Download Deborah Short’s presentation here
Proudly sponsored by the Faculty of Humanities and Social Sciences:
Janet Holmes is an Emeritus Professor at Victoria University of Wellington. She specialises in sociolinguistics and workplace discourse, New Zealand English, and language and gender. She is Director of the Wellington Language in the Workplace project (see www.victoria.ac.nz/lals/lwp) and a Fellow of the Royal Society of New Zealand. Her books include Gendered Talk at Work, An Introduction to Sociolinguistics, now in its third edition, and the Blackwell Handbook of Language and Gender (co-edited with Miriam Meyerhoff). Her recent work focuses on leadership discourse and the relevance of gender and ethnicity in the workplace. She is co-author of Leadership, Discourse and Ethnicity published by OUP in 2011 which examines effective leadership in Maori and Pakeha organisations. Most recently, she and her team are investigating workplace discourse of relevance to migrants and refugees in particular.

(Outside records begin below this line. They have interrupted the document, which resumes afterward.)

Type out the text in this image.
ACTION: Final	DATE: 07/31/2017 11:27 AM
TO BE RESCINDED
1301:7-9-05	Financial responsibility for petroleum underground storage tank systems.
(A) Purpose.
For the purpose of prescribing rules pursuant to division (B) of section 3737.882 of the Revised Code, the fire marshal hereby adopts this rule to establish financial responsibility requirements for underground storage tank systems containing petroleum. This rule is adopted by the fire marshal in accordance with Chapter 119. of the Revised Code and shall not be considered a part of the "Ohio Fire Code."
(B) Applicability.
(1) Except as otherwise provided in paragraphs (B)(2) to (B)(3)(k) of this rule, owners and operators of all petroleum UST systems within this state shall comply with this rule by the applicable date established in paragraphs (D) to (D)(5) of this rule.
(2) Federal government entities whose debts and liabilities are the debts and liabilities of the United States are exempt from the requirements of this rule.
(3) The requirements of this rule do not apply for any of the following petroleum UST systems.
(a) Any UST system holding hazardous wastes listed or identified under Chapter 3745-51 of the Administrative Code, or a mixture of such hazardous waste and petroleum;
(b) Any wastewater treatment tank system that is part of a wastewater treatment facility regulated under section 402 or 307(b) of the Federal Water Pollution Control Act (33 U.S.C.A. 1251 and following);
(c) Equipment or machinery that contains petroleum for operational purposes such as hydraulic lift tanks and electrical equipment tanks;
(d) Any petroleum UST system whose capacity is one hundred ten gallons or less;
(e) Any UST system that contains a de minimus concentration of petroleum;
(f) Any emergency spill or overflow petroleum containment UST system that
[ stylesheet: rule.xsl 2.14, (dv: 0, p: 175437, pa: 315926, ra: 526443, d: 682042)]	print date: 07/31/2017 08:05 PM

“Oh what a beautiful morning!”: why sociopragmatics is essential in language learning
This interactive session will discuss how teachers can assist learners to develop skills in analysing language in its social context, so that they can, if they wish, contribute to interactions in sociopragmatically appropriate ways. The Language in the Workplace Project has recorded everyday interactions in more than 30 workplaces, providing data which has been used to prepare material for learners from a wide range of ESL backgrounds. This session will focus on small talk and requests to illustrate how authentic discourse can be adapted for use in ESL classrooms.
Download Janet Holmes’ presentation here
Laurie Bauer FRSNZ holds a personal chair in Linguistics at Victoria University of Wellington. He first studied phonetics at the University of Edinburgh as an undergraduate, and has taught and undertaken research in various areas of phonetics since then. Most specifically, he has written on the phonetics of New Zealand English and the comparative analysis of Englishes from around the world. He is also known as a morphologists, and is one of the authors of The Oxford Reference Guide to English Morphology recently published by Oxford University Press.
Thinking about teaching pronunciation
Can teachers ignore pronunciation and concentrate on vocabulary learning and grammatical patterns? If teachers want to spend time on pronunciation, where should they start? What do you lose if you concentrate on consonants and vowels but ignore intonation and stress? Is there a simple test which will act as a diagnosis tool for the most important pronunciation problems?